This post is published as part of our blog series related to this week’s annual meeting of the  Middle Eastern Studies Association. Share using: #MESA2018


UC Press’s list in Middle Eastern Studies expanded this year as the result of a new publishing partnership with the Centre for Arab Unity Studies, which has brought their journal, Contemporary Arab Affairs, to UC Press. CAA is a multidisciplinary peer-reviewed journal that publishes high-quality and original research from and on the Arab region. Drawing on the expertise of the Centre for Arab Unity Studies, a well-established publisher of research in Arabic, CAA has the objective to publish and circulate authentic research and studies originally produced in Arabic by Arab researchers and intellectuals and make them available to a global international audience and with the aim of promoting constructive dialogue between Arabs and the West.

In celebration of CAA‘s joining UC Press’s list of journals, we are making the journal’s inaugural double issue of Volume 11 free to read for a limited time. Once you’ve sampled this content, we encourage you to subscribe/ask your librarian to subscribe in order to read the volume’s second issue, which has recently published.

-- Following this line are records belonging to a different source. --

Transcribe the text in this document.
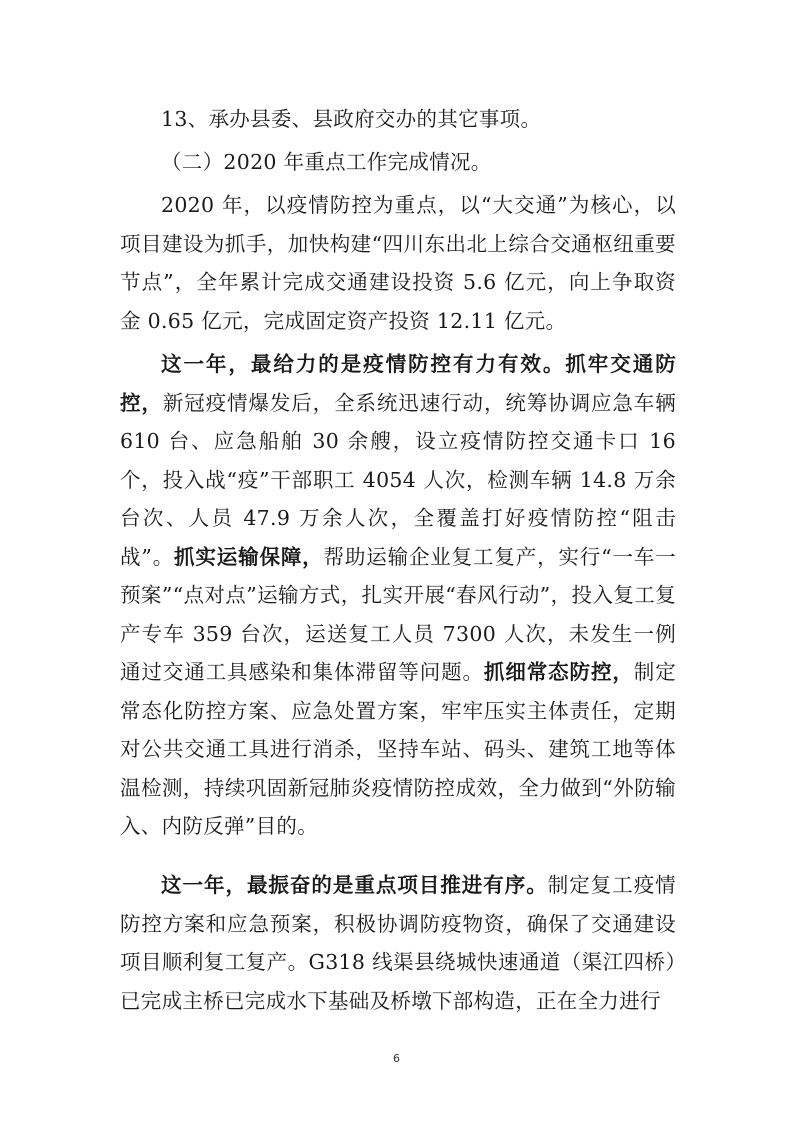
13、承办县委、县政府交办的其它事项。

（二）2020 年重点工作完成情况。

2020 年，以疫情防控为重点，以“大交通”为核心，以项目建设为抓手，加快构建“四川东出北上综合交通枢纽重要节点”，全年累计完成交通建设投资 5.6 亿元，向上争取资金 0.65 亿元，完成固定资产投资 12.11 亿元。

这一年，最给力的是疫情防控有力有效。抓牢交通防控，新冠疫情爆发后，全系统迅速行动，统筹协调应急车辆 610 台、应急船舶 30 余艘，设立疫情防控交通卡口 16 个，投入战“疫”干部职工 4054 人次，检测车辆 14.8 万余台次、人员 47.9 万余人次，全覆盖打好疫情防控“阻击战”。抓实运输保障，帮助运输企业复工复产，实行“一车一预案”“点对点”运输方式，扎实开展“春风行动”，投入复工复产专车 359 台次，运送复工人员 7300 人次，未发生一例通过交通工具感染和集体滞留等问题。抓细常态防控，制定常态化防控方案、应急处置方案，牢牢压实主体责任，定期对公共交通工具进行消杀，坚持车站、码头、建筑工地等体温检测，持续巩固新冠肺炎疫情防控成效，全力做到“外防输入、内防反弹”目的。

这一年，最振奋的是重点项目推进有序。制定复工疫情防控方案和应急预案，积极协调防疫物资，确保了交通建设项目顺利复工复产。G318 线渠县绕城快速通道（渠江四桥）已完成主桥已完成水下基础及桥墩下部构造，正在全力进行

6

UC Press has been publishing the Journal of Palestine Studies, the official journal of the Institute for Palestine Studies for almost thirty years. JPS is the oldest and most respected English journal devoted exclusively to Palestinian affairs and the Arab-Israeli conflict. Each issue includes timely and thought-provoking data and analysis on political, cultural, and historical issues affecting Palestine and the Palestinians. With an emphasis on peaceful resolution of conflict, the journal unites sound research and analysis with a variety of well-informed perspectives by academics, policymakers, and experts.

To commemorate this year’s 25th anniversary of the Oslo Accords, JPS published a special, virtual issue featuring some of JPS‘s best articles analyzing the Oslo Accords and its discontents. We invite you to read the special issue, “The Failure of the Oslo Accords” for free for a limited time.


UC Press is proud to be part of the Association of University Press’s seventh annual University Press Week, whose overall theme this year is #TurnItUP: The university press community amplifies voices, disciplines, and communities.